Les mêmes sources indiquent que les FARDC et les wazalendo se sont retirés de l’agglomération de Kibati après l’avoir brièvement occupée, regagnant leurs positions initiales. Ce retrait a laissé le contrôle de la localité aux rebelles de l’AFC/M23. Ce mouvement a eu un effet direct sur la mobilité des populations : des passagers immobilisés à Mungazi et Kashebere, ainsi que d’autres bloqués à Nyabiondo, dans le territoire voisin de Masisi, ont pu poursuivre leur voyage.
Une accalmie qui débloque les voyageurs
La reprise du trafic est une bouffée d’air pour les civils qui, pendant les combats, ne pouvaient ni avancer ni reculer. Les témoignages recueillis par des sources locales font état de nombreux voyageurs contraints de patienter de part et d’autre de la zone des affrontements. Avec le retrait des troupes gouvernementales et de leurs alliés, la route principale reliant ces différentes zones est de nouveau praticable, même si la prudence reste de mise.
Cette situation illustre à quel point la sécurité des axes routiers conditionne la vie quotidienne dans cette partie du Nord-Kivu. Les déplacements des personnes et des biens, essentiels pour l’approvisionnement et les échanges, sont directement affectés par les soubresauts du conflit. La reprise, même timide, permet de rétablir un minimum de normalité pour les habitants et les commerçants.
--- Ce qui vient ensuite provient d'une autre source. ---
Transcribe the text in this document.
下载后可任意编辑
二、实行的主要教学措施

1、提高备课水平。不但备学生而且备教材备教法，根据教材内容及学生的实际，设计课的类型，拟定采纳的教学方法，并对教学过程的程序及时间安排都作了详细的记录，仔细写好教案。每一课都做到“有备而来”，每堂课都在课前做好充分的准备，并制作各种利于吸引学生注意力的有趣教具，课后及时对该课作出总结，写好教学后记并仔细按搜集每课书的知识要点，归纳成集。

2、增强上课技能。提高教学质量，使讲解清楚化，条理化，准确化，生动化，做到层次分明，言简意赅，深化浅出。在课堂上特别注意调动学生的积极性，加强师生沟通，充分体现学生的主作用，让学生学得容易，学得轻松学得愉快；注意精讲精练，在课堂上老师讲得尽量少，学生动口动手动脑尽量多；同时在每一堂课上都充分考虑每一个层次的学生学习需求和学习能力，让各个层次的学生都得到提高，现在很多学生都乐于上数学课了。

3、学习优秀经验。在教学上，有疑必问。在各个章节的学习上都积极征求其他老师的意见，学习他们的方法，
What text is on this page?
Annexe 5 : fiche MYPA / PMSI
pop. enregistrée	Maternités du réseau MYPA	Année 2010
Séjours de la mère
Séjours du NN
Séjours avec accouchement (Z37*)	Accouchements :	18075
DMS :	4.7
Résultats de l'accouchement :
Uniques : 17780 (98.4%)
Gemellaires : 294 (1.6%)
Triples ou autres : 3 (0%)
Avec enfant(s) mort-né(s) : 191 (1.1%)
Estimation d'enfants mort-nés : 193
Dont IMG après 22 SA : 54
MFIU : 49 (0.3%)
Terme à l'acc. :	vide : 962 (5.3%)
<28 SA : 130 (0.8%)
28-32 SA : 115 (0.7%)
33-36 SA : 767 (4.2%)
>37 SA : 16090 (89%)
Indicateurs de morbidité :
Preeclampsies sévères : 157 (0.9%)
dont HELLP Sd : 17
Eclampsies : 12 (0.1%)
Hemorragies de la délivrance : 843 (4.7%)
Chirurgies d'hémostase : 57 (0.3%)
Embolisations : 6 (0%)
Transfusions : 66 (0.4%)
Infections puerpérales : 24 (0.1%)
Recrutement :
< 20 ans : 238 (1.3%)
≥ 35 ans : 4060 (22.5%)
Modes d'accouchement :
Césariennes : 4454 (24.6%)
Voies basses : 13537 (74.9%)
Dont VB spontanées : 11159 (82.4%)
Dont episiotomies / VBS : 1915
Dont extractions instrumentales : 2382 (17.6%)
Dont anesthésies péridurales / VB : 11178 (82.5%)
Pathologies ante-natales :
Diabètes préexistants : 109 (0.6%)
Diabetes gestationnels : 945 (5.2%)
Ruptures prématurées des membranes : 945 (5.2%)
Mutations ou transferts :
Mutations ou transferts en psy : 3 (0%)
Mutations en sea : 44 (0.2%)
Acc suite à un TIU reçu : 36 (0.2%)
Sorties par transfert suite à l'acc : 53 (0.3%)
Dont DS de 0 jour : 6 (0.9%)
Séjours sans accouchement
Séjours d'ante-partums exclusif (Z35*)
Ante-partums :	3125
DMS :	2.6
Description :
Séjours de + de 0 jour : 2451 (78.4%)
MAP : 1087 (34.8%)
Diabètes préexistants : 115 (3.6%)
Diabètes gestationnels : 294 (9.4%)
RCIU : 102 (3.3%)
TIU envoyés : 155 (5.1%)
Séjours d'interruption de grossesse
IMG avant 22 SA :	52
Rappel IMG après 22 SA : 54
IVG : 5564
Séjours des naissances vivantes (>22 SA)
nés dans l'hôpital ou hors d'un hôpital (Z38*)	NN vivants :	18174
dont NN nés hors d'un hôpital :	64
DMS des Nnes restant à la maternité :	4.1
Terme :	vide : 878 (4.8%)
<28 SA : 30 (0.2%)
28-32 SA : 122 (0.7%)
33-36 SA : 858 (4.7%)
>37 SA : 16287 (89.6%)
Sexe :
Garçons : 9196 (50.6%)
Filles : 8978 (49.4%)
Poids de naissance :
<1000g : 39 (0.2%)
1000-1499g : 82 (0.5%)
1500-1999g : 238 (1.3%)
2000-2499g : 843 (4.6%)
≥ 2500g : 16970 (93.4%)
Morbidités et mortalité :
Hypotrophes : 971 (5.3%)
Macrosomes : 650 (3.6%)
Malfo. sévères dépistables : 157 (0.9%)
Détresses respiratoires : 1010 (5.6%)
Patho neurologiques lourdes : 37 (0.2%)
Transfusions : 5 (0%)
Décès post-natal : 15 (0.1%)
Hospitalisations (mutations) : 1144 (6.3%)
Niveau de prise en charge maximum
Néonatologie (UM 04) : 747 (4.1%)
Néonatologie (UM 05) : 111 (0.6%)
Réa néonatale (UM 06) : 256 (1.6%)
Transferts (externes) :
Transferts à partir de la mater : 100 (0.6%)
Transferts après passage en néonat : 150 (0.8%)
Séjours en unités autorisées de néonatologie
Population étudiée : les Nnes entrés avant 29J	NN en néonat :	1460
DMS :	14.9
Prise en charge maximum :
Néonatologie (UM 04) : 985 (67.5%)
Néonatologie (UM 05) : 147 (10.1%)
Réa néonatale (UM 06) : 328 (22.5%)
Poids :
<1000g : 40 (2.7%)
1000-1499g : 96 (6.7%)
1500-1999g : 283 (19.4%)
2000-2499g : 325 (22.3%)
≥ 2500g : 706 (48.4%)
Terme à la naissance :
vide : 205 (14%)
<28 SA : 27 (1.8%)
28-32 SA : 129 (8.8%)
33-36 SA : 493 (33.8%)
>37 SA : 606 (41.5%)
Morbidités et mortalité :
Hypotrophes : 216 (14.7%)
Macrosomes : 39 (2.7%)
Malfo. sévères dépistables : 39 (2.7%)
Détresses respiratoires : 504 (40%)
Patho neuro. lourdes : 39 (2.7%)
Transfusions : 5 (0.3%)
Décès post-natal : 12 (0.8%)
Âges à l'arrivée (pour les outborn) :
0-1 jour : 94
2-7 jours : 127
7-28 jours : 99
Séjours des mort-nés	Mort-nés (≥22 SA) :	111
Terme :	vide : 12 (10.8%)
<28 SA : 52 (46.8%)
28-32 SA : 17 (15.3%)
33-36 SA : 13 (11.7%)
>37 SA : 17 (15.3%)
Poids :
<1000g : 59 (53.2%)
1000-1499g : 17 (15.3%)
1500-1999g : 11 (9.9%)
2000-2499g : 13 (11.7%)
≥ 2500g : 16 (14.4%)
Une stabilité encore fragile
Malgré cette amélioration, la situation demeure volatile. Les sources locales signalent que le calme relatif sur la route ne doit pas masquer les tensions persistantes autour de Muhanga, une colline stratégique où les positions sont partagées entre les rebelles de l’AFC/M23 et les wazalendo. Cette zone reste un point de friction potentiel, susceptible de faire basculer à nouveau la région dans l’insécurité.
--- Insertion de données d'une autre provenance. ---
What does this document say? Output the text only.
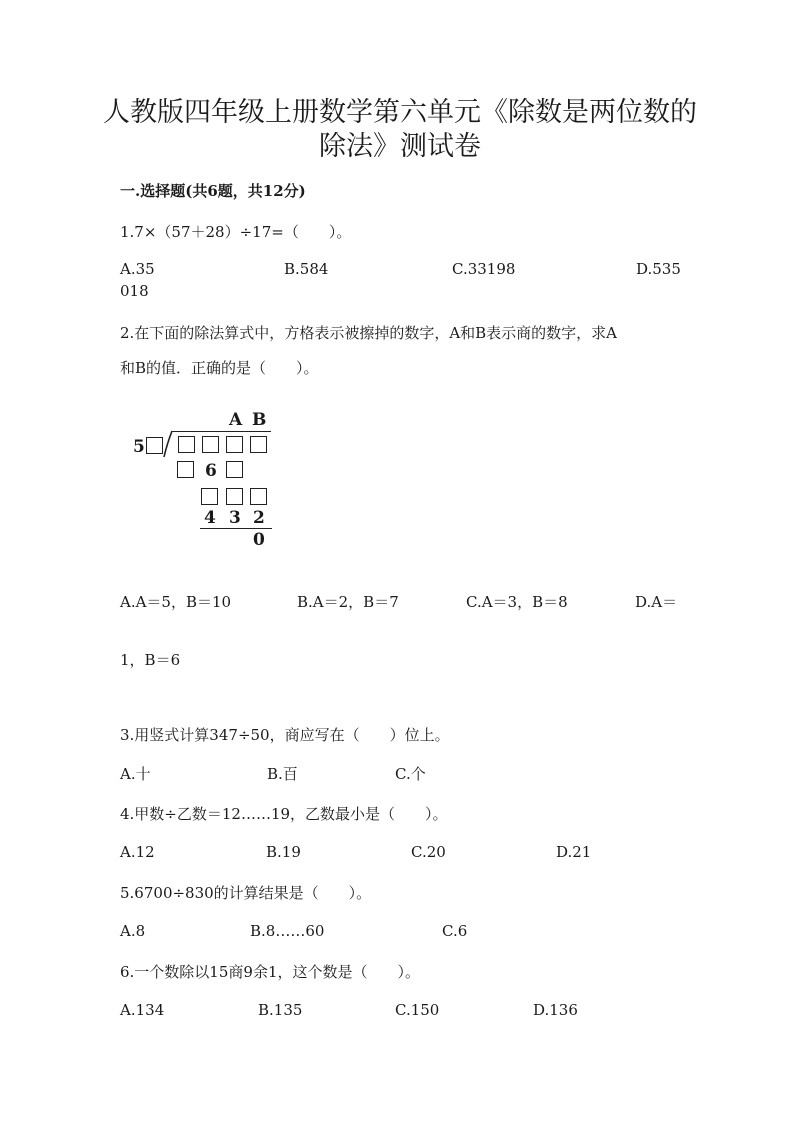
人教版四年级上册数学第六单元《除数是两位数的
除法》测试卷
一.选择题(共6题，共12分)
1.7×（57＋28）÷17=（　　）。
A.35	B.584	C.33198	D.535
018
2.在下面的除法算式中，方格表示被擦掉的数字，A和B表示商的数字，求A
和B的值．正确的是（　　）。
A B
5
6
4 3 2
0
A.A＝5，B＝10	B.A＝2，B＝7	C.A＝3，B＝8	D.A＝
1，B＝6
3.用竖式计算347÷50，商应写在（　　）位上。
A.十	B.百	C.个
4.甲数÷乙数＝12……19，乙数最小是（　　）。
A.12	B.19	C.20	D.21
5.6700÷830的计算结果是（　　）。
A.8	B.8……60	C.6
6.一个数除以15商9余1，这个数是（　　）。
A.134	B.135	C.150	D.136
La reprise du trafic est donc conditionnée à l’évolution de la situation sécuritaire sur cet axe. Les récents affrontements avaient fortement perturbé la circulation, et rien ne garantit que l’accalmie actuelle se prolonge. Les voyageurs et les habitants restent exposés à un retour des violences, ce qui maintient un climat d’incertitude.
Un répit pour les populations locales
Pour les populations du groupement Luberike et des environs, cette accalmie offre un répit bienvenu. Elle permet de reprendre des activités essentielles, comme le transport de marchandises ou les visites familiales, qui avaient été interrompues. Cependant, la prudence reste de rigueur, car la situation peut évoluer rapidement.
Les autorités et les acteurs humanitaires suivent de près l’évolution de la situation. La reprise du trafic est un indicateur positif, mais elle ne signifie pas un retour à la normale. La présence de groupes armés et la persistance de tensions autour de points stratégiques comme Muhanga rappellent que la paix reste précaire dans cette région du Nord-Kivu.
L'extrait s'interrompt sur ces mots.